Figure 3.

Loss of MKK4 does not perturb the response to viral infection. (a–e) Data generated from animals 8 days post infection with LCMV Armstrong (acute). (a) Numbers of lymphocytes isolated from the spleens of the indicated mice. (b) Numbers of LCMV‐specific CD8⁺ T cells identified using the relevant tetramers. (c, d) Ex vivo cytokine production by LCMV‐specific CD8⁺ T cells. Total splenocytes were restimulated with control adenoviral peptide (AV) or the indicated recombinant cognate LCMV peptides. Numbers of CD8⁺ T cells producing the indicated cytokines after stimulation with the indicated peptides are shown. (e) Representative flow cytometry histogram showing the proportion of ex vivo CD8⁺ T cells that have recently divided (proliferation).
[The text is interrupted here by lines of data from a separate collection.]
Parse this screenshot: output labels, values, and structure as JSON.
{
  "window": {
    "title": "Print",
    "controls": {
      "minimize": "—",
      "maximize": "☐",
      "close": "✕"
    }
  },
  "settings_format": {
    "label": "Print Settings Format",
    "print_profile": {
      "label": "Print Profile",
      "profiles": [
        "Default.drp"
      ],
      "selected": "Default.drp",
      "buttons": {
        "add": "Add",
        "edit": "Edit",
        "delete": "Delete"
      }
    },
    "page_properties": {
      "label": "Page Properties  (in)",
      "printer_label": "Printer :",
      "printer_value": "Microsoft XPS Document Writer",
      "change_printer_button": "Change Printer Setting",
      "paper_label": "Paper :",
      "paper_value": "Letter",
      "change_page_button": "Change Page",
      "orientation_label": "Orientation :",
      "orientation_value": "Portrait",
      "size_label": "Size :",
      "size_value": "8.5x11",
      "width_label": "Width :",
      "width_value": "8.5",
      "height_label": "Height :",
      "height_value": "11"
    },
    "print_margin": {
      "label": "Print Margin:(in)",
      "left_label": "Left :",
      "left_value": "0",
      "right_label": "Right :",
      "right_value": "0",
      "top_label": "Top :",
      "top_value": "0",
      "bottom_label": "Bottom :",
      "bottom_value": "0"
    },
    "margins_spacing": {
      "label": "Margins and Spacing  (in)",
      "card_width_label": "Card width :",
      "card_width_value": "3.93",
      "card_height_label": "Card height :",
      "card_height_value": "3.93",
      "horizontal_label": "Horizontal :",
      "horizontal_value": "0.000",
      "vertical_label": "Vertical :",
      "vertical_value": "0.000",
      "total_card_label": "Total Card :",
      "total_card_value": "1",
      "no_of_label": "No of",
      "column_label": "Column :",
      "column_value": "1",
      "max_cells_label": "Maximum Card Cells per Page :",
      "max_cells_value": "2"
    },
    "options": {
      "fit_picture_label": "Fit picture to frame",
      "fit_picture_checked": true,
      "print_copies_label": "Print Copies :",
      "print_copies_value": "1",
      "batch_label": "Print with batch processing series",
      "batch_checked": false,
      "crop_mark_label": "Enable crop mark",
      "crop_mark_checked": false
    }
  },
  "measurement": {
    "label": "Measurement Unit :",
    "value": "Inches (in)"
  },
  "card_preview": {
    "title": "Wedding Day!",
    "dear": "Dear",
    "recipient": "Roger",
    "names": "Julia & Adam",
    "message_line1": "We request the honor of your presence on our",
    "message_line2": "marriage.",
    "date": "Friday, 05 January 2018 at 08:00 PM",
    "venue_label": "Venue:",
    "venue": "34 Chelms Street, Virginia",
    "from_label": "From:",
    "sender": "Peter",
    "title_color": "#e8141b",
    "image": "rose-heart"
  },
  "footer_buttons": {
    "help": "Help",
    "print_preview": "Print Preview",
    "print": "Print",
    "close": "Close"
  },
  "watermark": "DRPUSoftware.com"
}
Gated on CD8⁺. (f) Virus titers in the indicated organs of mice 7 days post infection with LCMV Armstrong. (g–i) Data generated from animals 8 days post infection with LCMV Docile (chronic). (g) Numbers of LCMV‐specific CD8⁺ T cells identified using the relevant tetramers. (h) Ex vivo cytokine production performed as in c and d. (i) Virus titers in the indicated organs of mice 8 days post infection with LCMV Docile. (j–l) Data generated from animals 35 days post infection with LCMV Docile (chronic). (j) Numbers of LCMV‐specific CD8⁺ T cells identified using the relevant tetramers. (k) Ex vivo cytokine production performed as in c and d. (l) Virus titers in the indicated organs of mice 35 days post infection with LCMV Docile. Data are pooled from two independent experiments (a, b, i, l) or representative of two independent experiments (c, d, g, h, j, k). Bar graphs show mean and SEM. Viral titers graphs show geometric mean as a horizontal line in each group. The dotted line represents the limit of detection for the viral titer assay. Each symbol represents one mouse.